[Samba] 1MB/s gigabit transfers on dell poweredge

godwin at acp-online.co.uk godwin at acp-online.co.uk
Sat Mar 14 17:30:33 GMT 2009

Hi Volker,John, folks

I upgraded the smb binaries to 3.0.24 and reduced the log level and my
samba servers now giving throughputs of 32-38 mbps with some spikes beyond
60mbps .

That's way below what John's getting. Anyway, I can at least finish off
this installation as my samba server can match or exceed the clients
benchmark against his existing MS windows server.

Since I am using 3 X 1 terabyte disks in a hardware raid 5 array disk I/O
should not be an issue. I expect the issue to be too may patch points (the
joy of structured cabling) or not too good switches.

I will be looking at optimisations to further improve throughput.
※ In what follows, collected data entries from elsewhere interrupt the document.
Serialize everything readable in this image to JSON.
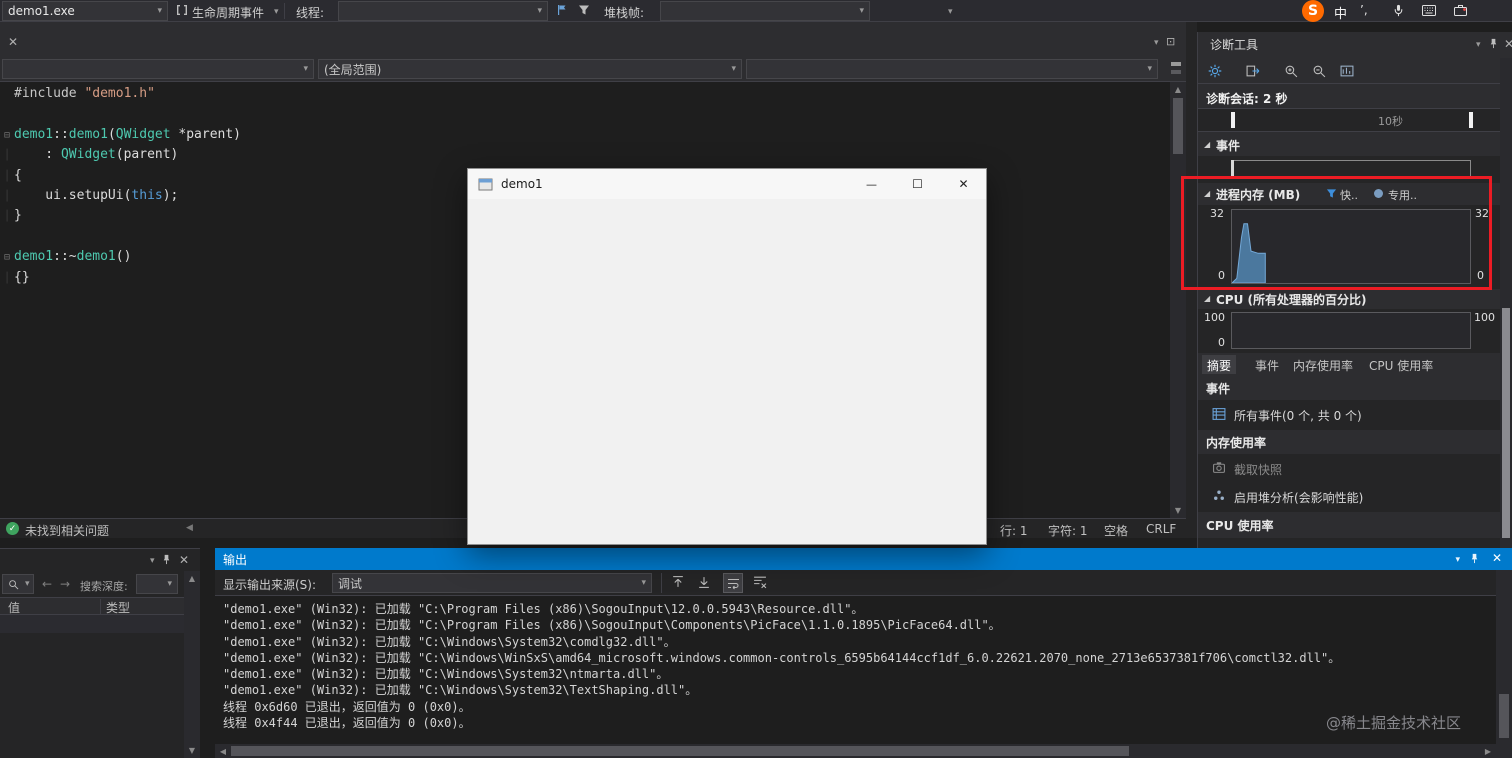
{
  "top_toolbar": {
    "process_name": "demo1.exe",
    "lifecycle_events_label": "生命周期事件",
    "thread_label": "线程:",
    "stack_frame_label": "堆栈帧:"
  },
  "input_tray": {
    "ime_mode": "中",
    "ime_punct": "’,"
  },
  "editor": {
    "nav_scope": "(全局范围)",
    "code_lines": [
      {
        "gutter": "",
        "tokens": [
          {
            "t": "#include ",
            "c": "pp"
          },
          {
            "t": "\"demo1.h\"",
            "c": "str"
          }
        ]
      },
      {
        "gutter": "",
        "tokens": []
      },
      {
        "gutter": "fold",
        "tokens": [
          {
            "t": "demo1",
            "c": "type"
          },
          {
            "t": "::",
            "c": "plain"
          },
          {
            "t": "demo1",
            "c": "type"
          },
          {
            "t": "(",
            "c": "plain"
          },
          {
            "t": "QWidget",
            "c": "type"
          },
          {
            "t": " *parent)",
            "c": "plain"
          }
        ]
      },
      {
        "gutter": "line",
        "tokens": [
          {
            "t": "    : ",
            "c": "plain"
          },
          {
            "t": "QWidget",
            "c": "type"
          },
          {
            "t": "(parent)",
            "c": "plain"
          }
        ]
      },
      {
        "gutter": "line",
        "tokens": [
          {
            "t": "{",
            "c": "plain"
          }
        ]
      },
      {
        "gutter": "line",
        "tokens": [
          {
            "t": "    ui.",
            "c": "plain"
          },
          {
            "t": "setupUi",
            "c": "fn"
          },
          {
            "t": "(",
            "c": "plain"
          },
          {
            "t": "this",
            "c": "kw"
          },
          {
            "t": ");",
            "c": "plain"
          }
        ]
      },
      {
        "gutter": "line",
        "tokens": [
          {
            "t": "}",
            "c": "plain"
          }
        ]
      },
      {
        "gutter": "",
        "tokens": []
      },
      {
        "gutter": "fold",
        "tokens": [
          {
            "t": "demo1",
            "c": "type"
          },
          {
            "t": "::~",
            "c": "plain"
          },
          {
            "t": "demo1",
            "c": "type"
          },
          {
            "t": "()",
            "c": "plain"
          }
        ]
      },
      {
        "gutter": "line",
        "tokens": [
          {
            "t": "{}",
            "c": "plain"
          }
        ]
      }
    ],
    "status_bar": {
      "problems": "未找到相关问题",
      "line": "行: 1",
      "column": "字符: 1",
      "spaces": "空格",
      "line_ending": "CRLF"
    }
  },
  "qt_window": {
    "title": "demo1",
    "minimize": "—",
    "maximize": "☐",
    "close": "✕"
  },
  "diagnostics": {
    "title": "诊断工具",
    "session_label": "诊断会话: 2 秒",
    "ruler_mark": "10秒",
    "sections": {
      "events": "事件",
      "memory": "进程内存 (MB)",
      "cpu": "CPU (所有处理器的百分比)"
    },
    "memory_legend": {
      "snapshot": "快..",
      "private": "专用.."
    },
    "memory_axis": {
      "max": "32",
      "min": "0"
    },
    "cpu_axis": {
      "max": "100",
      "min": "0"
    },
    "tabs": [
      "摘要",
      "事件",
      "内存使用率",
      "CPU 使用率"
    ],
    "summary": {
      "events_header": "事件",
      "all_events": "所有事件(0 个, 共 0 个)",
      "memory_header": "内存使用率",
      "take_snapshot": "截取快照",
      "enable_heap": "启用堆分析(会影响性能)",
      "cpu_header": "CPU 使用率"
    }
  },
  "watch_panel": {
    "search_depth_label": "搜索深度:",
    "columns": [
      "值",
      "类型"
    ]
  },
  "output_panel": {
    "title": "输出",
    "source_label": "显示输出来源(S):",
    "source_value": "调试",
    "lines": [
      "\"demo1.exe\" (Win32): 已加载 \"C:\\Program Files (x86)\\SogouInput\\12.0.0.5943\\Resource.dll\"。",
      "\"demo1.exe\" (Win32): 已加载 \"C:\\Program Files (x86)\\SogouInput\\Components\\PicFace\\1.1.0.1895\\PicFace64.dll\"。",
      "\"demo1.exe\" (Win32): 已加载 \"C:\\Windows\\System32\\comdlg32.dll\"。",
      "\"demo1.exe\" (Win32): 已加载 \"C:\\Windows\\WinSxS\\amd64_microsoft.windows.common-controls_6595b64144ccf1df_6.0.22621.2070_none_2713e6537381f706\\comctl32.dll\"。",
      "\"demo1.exe\" (Win32): 已加载 \"C:\\Windows\\System32\\ntmarta.dll\"。",
      "\"demo1.exe\" (Win32): 已加载 \"C:\\Windows\\System32\\TextShaping.dll\"。",
      "线程 0x6d60 已退出，返回值为 0 (0x0)。",
      "线程 0x4f44 已退出，返回值为 0 (0x0)。"
    ]
  },
  "watermark": "@稀土掘金技术社区",
  "colors": {
    "accent_blue": "#007acc",
    "annotation_red": "#ec1c24",
    "memory_fill": "#4f81ab"
  },
  "chart_data": [
    {
      "type": "area",
      "title": "进程内存 (MB)",
      "x_seconds": [
        0,
        0.2,
        0.4,
        0.5,
        0.65,
        0.8,
        1.1,
        1.4
      ],
      "values": [
        0,
        2,
        20,
        26,
        26,
        14,
        13,
        13
      ],
      "ylabel": "MB",
      "ylim": [
        0,
        32
      ],
      "xlim": [
        0,
        10
      ],
      "legend": [
        "快照",
        "专用工作集"
      ],
      "grid": false
    },
    {
      "type": "area",
      "title": "CPU (所有处理器的百分比)",
      "x_seconds": [
        0,
        2
      ],
      "values": [
        0,
        0
      ],
      "ylim": [
        0,
        100
      ],
      "xlim": [
        0,
        10
      ],
      "grid": false
    }
  ]
}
Volker's 700Mbytes/second on 10Gbe sounds good and could be considered for
the client interconnects for lustre. I've got to work out the cost of
cabling  and switches for 10g. That could be a deterrent. Else, putting in
1 10g nic should be equal to putting in three or four 4 port GBe Nics.
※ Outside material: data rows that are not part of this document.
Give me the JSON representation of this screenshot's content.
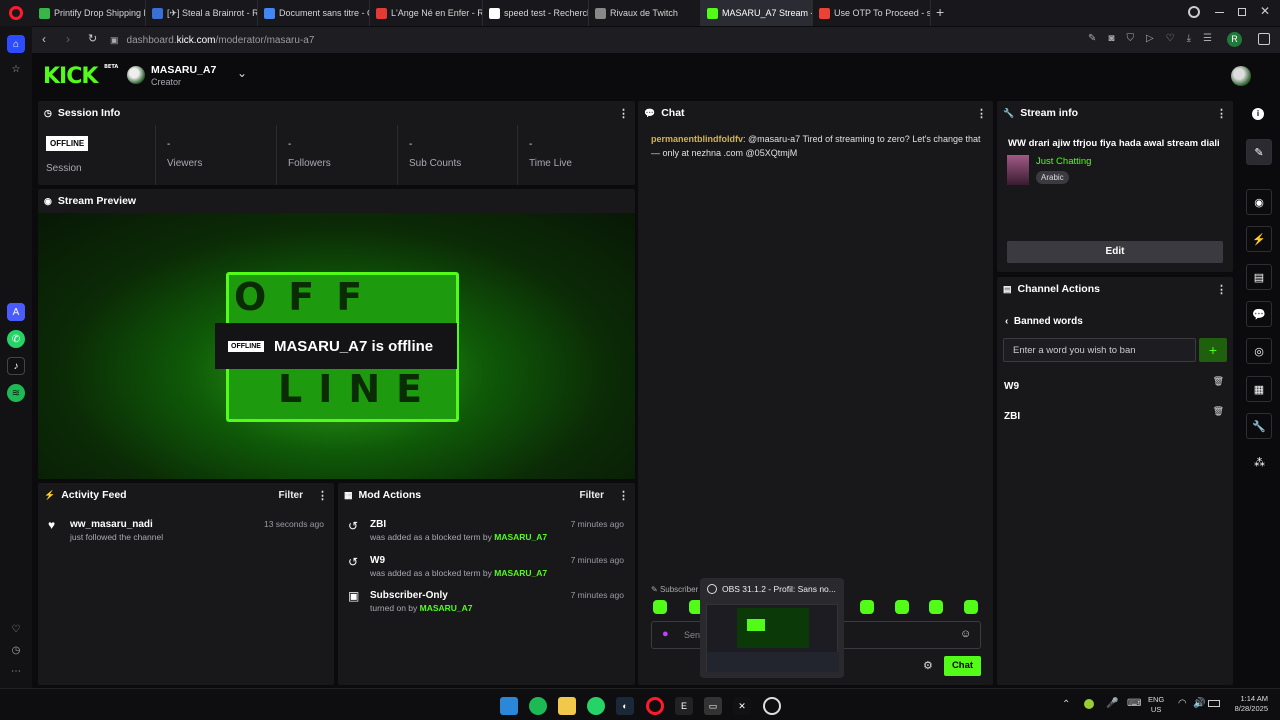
{
  "browser": {
    "tabs": [
      {
        "label": "Printify Drop Shipping Pri",
        "color": "#39b54a"
      },
      {
        "label": "[✈] Steal a Brainrot - Rob",
        "color": "#3a6fd6"
      },
      {
        "label": "Document sans titre - Goo",
        "color": "#4285f4"
      },
      {
        "label": "L'Ange Né en Enfer - Riad",
        "color": "#e53935"
      },
      {
        "label": "speed test - Recherche Go",
        "color": "#ffffff"
      },
      {
        "label": "Rivaux de Twitch",
        "color": "#888888"
      },
      {
        "label": "MASARU_A7 Stream - Kic",
        "color": "#53fc18"
      },
      {
        "label": "Use OTP To Proceed - sed",
        "color": "#ea4335"
      }
    ],
    "url_host": "dashboard.",
    "url_bold": "kick.com",
    "url_path": "/moderator/masaru-a7",
    "profile_letter": "R"
  },
  "header": {
    "logo": "KICK",
    "beta": "BETA",
    "channel_name": "MASARU_A7",
    "role": "Creator"
  },
  "session": {
    "title": "Session Info",
    "status_badge": "OFFLINE",
    "stats": [
      {
        "value": "",
        "label": "Session"
      },
      {
        "value": "-",
        "label": "Viewers"
      },
      {
        "value": "-",
        "label": "Followers"
      },
      {
        "value": "-",
        "label": "Sub Counts"
      },
      {
        "value": "-",
        "label": "Time Live"
      }
    ]
  },
  "preview": {
    "title": "Stream Preview",
    "badge": "OFFLINE",
    "message": "MASARU_A7 is offline",
    "top_word": "OFF",
    "bottom_word": "LINE"
  },
  "activity": {
    "title": "Activity Feed",
    "filter": "Filter",
    "items": [
      {
        "name": "ww_masaru_nadi",
        "sub": "just followed the channel",
        "time": "13 seconds ago"
      }
    ]
  },
  "mod_actions": {
    "title": "Mod Actions",
    "filter": "Filter",
    "items": [
      {
        "name": "ZBI",
        "sub": "was added as a blocked term by ",
        "by": "MASARU_A7",
        "time": "7 minutes ago"
      },
      {
        "name": "W9",
        "sub": "was added as a blocked term by ",
        "by": "MASARU_A7",
        "time": "7 minutes ago"
      },
      {
        "name": "Subscriber-Only",
        "sub": "turned on by ",
        "by": "MASARU_A7",
        "time": "7 minutes ago"
      }
    ]
  },
  "chat": {
    "title": "Chat",
    "messages": [
      {
        "user": "permanentblindfoldfv",
        "text": ": @masaru-a7 Tired of streaming to zero? Let's change that — only at nezhna .com @05XQtmjM"
      }
    ],
    "subscriber_label": "Subscriber",
    "input_placeholder": "Sen",
    "send_label": "Chat"
  },
  "stream_info": {
    "title": "Stream info",
    "stream_title": "WW drari ajiw tfrjou fiya hada awal stream diali",
    "category": "Just Chatting",
    "language_tag": "Arabic",
    "edit_label": "Edit"
  },
  "channel_actions": {
    "title": "Channel Actions",
    "section": "Banned words",
    "input_placeholder": "Enter a word you wish to ban",
    "words": [
      "W9",
      "ZBI"
    ]
  },
  "obs_popup": {
    "title": "OBS 31.1.2 - Profil: Sans no..."
  },
  "system_tray": {
    "lang_top": "ENG",
    "lang_bottom": "US",
    "time": "1:14 AM",
    "date": "8/28/2025"
  },
  "colors": {
    "accent": "#53fc18",
    "panel": "#18181b",
    "page": "#0b0b0d"
  }
}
John, I will keep you posted on my work on Lustre. I expect to start work
on it in about 10 days. We could share some info on optimising CTDB to
take advantage of the high I/O provied by Lustre. SAN using opensource and
COTS seems a very interesting proposition if the client interaction can be
done via smb protocol, especially if the throughputs are scalable.

I am also interested in PNFS (NFSV4) but again its available only on
solaris. Plus windows clients dont support nfs out of the box so it cant
be considered for most of the potential clients



> On Fri, Mar 13, 2009 at 08:53:11PM -0500, John H Terpstra - Samba Team
> wrote:
>> My home network running Samba-3.3.1 over 1 Gigabit ethernet transfers up
>> to 90 Mbytes/sec.  The file system is ext3 on a Multidisk RAID5 array
>> that consists of 4x1TB Seagate SATA drives.
> Hey, bragging time :-)
> Using one 3.2 smbclient against smbd reading off RAM disk
> I've seen more than 700MBytes/second over 10GigE where the
> raw TCP speed was not much more than that.
> With real client apps reading consecutive small files using
> the just-added preopen module the performance was more than
> 300MBytes/second. But here we had to hand-tune the server
> using the preopen module to completely hide the file system
> latencies.
> > Executive summary: smbd is no real bottleneck, it's client
> behaviour and the rest of the infrastructure that limits
> you. Performance tuning to those numbers is not really easy
> though, you really have to look at all components on the
> path from the Win32 app down to the raw rotating disk.